Credibility, authenticity, and a genuine inspiration to help others. Literally the opposite of 98.5% of “pros” you’ll find in the FX space. The foundation of everything they do (mind you, Tom and Tony are legit former Chicago floor traders) is selling premium in high IV environments.

Mitigation is simple. If you have a bias, it’s incredibly easy to efficiently express that in the derivatives space. If you beta-weight your books’ deltas to SPY, you can easily move in/out of SPY options to hedge off risk. This depends on what your trading account size is-- it gets a bit more difficult above 150/200k. But anything under that, you can be as delta neutral as you want.
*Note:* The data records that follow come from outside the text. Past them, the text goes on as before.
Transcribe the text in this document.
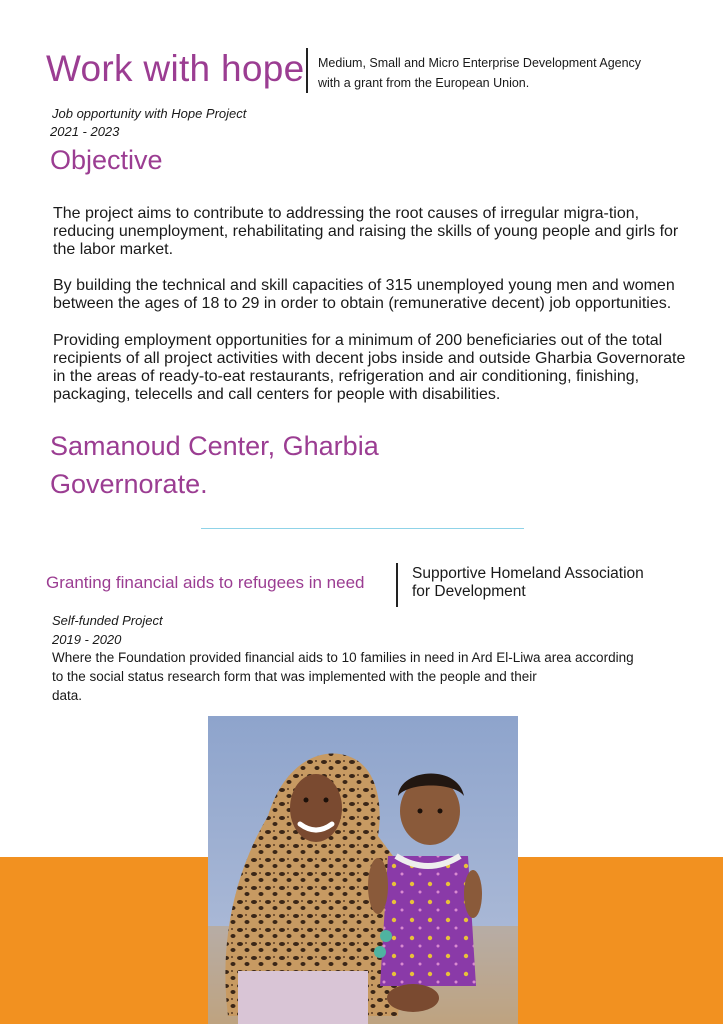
Work with hope Medium, Small and Micro Enterprise Development Agency
with a grant from the European Union.
Job opportunity with Hope Project
2021 - 2023
Objective
The project aims to contribute to addressing the root causes of irregular migra-tion, reducing unemployment, rehabilitating and raising the skills of young people and girls for the labor market.
By building the technical and skill capacities of 315 unemployed young men and women between the ages of 18 to 29 in order to obtain (remunerative decent) job opportunities.
Providing employment opportunities for a minimum of 200 beneficiaries out of the total recipients of all project activities with decent jobs inside and outside Gharbia Governorate in the areas of ready-to-eat restaurants, refrigeration and air conditioning, finishing, packaging, telecells and call centers for people with disabilities.
Samanoud Center, Gharbia
Governorate.
Granting financial aids to refugees in need	Supportive Homeland Association
for Development
Self-funded Project
2019 - 2020
Where the Foundation provided financial aids to 10 families in need in Ard El-Liwa area according
to the social status research form that was implemented with the people and their
data.
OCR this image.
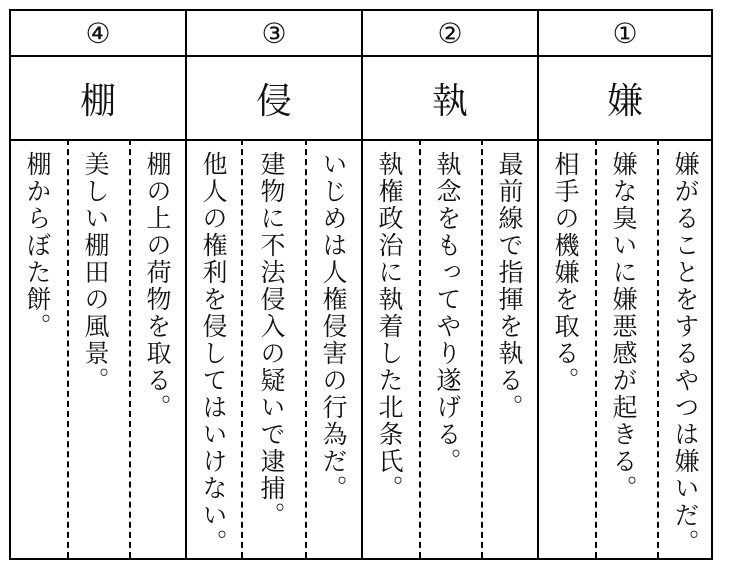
④
棚
棚の上の荷物を取る。
美しい棚田の風景。
棚からぼた餅。
③
侵
いじめは人権侵害の行為だ。
建物に不法侵入の疑いで逮捕。
他人の権利を侵してはいけない。
②
執
最前線で指揮を執る。
執念をもってやり遂げる。
執権政治に執着した北条氏。
①
嫌
嫌がることをするやつは嫌いだ。
嫌な臭いに嫌悪感が起きる。
相手の機嫌を取る。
Whether or not that’s a profitable long term strategy you’ll just have to wait and see.

Facts, I’ve blown 4 accounts riding the high of a win streak that came crashing down in one day because I said the hell with proper risk management :man_facepalming:t5:

1 Like

I know right :woozy_face:
Dreaming about and imagining those huge wins can be so enticing

1 Like

Thanks for the heads up. I found a vid introducing options with tastytrade intro search string. I have saved that as a favourite and will return to it at the right juncture in the training plan. Really appreciated. :star_struck:

Good luck. You seem like a smart guy and when you see how they trade you’ll never look at trading the same way. Finding Tom was the single most important step for me in taking the leap from novice to a whole different level on it’s own scale. Nothing out there compares. Stick with it, because the initial learning curve is very steep. Once you crest that though, it’s like opening up a 3rd eye to the markets and looking behind the scenes. Eventually, you’ll want to get a demo account on either tastyworks or TDA ToS- to start building your own positions and really cementing in their methods.

After that, you can start with literally $500-$1000 and put on 100% risk-defined trades to wet your beak. After that, the sky is the limit.

Also, supplement all of that with Options Alpha material on youtube.

Jake

Months or years of hard work can quickly come crashing down when you begin to think you are smarter than the markets and get greedy. Happens to most.